Они решили остаться. Нравится ему это или нет, подумал Колин, но у путешествий всегда есть пункт назначения. А этот пункт назначения был не самым худшим: милые, хотя и розовые комнаты, приятные хозяева, рядом с которыми он чувствовал себя знаменитостью, и самое главное – здесь он впервые в жизни испытал озарение. Как и Гассан, Колин не нуждался в деньгах, но он знал, что Гассан ненавидит выпрашивать деньги у родителей. И кроме того, никто из них раньше не зарабатывал себе на жизнь. Пора бы и попробовать, что это такое. Но по большому счету, все его мысли были заняты только теоремой.
– La ureed an uz’ij rihlatik, wa lakin min ajl khamsu ma’at doolar amreeki fi l usbu’, sawfa afa’al[37], – сказал Гассан.
– La ureed an akhsar kulla wakti min ajl watheefa. Yajib an ashtaghil ala mas’alat al-riyadiat[38], – ответил Колин.
– Мы можем удостовериться в том, что у моего друга останется время на почеркушки? – спросил Гассан, перейдя на английский.
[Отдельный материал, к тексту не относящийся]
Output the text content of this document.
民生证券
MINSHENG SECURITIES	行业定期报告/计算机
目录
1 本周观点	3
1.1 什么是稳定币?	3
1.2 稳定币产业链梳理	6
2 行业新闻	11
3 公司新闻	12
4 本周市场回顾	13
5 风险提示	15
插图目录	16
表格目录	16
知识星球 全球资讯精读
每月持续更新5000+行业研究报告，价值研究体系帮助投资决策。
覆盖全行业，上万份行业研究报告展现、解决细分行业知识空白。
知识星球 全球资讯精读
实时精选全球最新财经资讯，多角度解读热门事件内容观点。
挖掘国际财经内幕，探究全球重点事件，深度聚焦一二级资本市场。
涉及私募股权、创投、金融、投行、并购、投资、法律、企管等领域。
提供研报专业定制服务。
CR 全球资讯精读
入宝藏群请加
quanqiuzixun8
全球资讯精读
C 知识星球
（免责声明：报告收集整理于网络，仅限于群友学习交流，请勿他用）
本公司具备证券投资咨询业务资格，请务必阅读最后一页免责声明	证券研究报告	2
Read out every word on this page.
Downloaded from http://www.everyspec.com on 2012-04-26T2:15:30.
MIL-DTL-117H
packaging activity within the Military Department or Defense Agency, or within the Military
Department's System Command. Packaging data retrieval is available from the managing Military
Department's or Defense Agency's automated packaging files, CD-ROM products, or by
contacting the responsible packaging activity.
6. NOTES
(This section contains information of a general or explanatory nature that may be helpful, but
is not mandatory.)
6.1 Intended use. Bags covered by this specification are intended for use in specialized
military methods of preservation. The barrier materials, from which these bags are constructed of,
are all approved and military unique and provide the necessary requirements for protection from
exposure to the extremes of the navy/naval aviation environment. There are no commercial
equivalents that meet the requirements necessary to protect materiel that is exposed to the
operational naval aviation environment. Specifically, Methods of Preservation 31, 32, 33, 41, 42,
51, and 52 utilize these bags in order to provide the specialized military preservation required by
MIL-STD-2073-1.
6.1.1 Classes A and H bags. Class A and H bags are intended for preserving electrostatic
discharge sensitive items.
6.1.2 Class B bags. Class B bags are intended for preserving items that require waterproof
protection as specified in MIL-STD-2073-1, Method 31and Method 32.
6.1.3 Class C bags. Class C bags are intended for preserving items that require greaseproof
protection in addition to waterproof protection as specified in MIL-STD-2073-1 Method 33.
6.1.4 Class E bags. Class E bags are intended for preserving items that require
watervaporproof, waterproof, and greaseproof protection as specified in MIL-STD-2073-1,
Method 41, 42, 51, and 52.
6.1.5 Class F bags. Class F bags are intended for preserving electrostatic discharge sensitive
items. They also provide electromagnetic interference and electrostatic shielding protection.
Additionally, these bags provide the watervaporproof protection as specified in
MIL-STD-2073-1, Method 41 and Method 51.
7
– Что это за абракадабра? – удивленно прервала его Линдси.
Пропустив ее слова мимо ушей, Колин возразил Гассану:
– Это не почеркушки, и ты сам это понял, если бы…
– Да-да, если бы учился в колледже. Какой же ты предсказуемый, – поморщился Гассан. Потом повернулся к Линдси и ответил: – Это не абракадабра. Мы говорим на священном языке Корана, языке великих халифов и Саладдина, прекраснейшем и сложнейшем из языков.
– А звучит так, будто енот прочищает горло, – заметила Линдси.
Колин на мгновение задумался над этими словами.
– Мне нужно время на то, чтобы работать, – сказал Колин, и Холлис молча кивнула.
– Отлично, – воскликнула Линдси, вроде бы искренне. – Отлично. Но в мою комнату вам нельзя.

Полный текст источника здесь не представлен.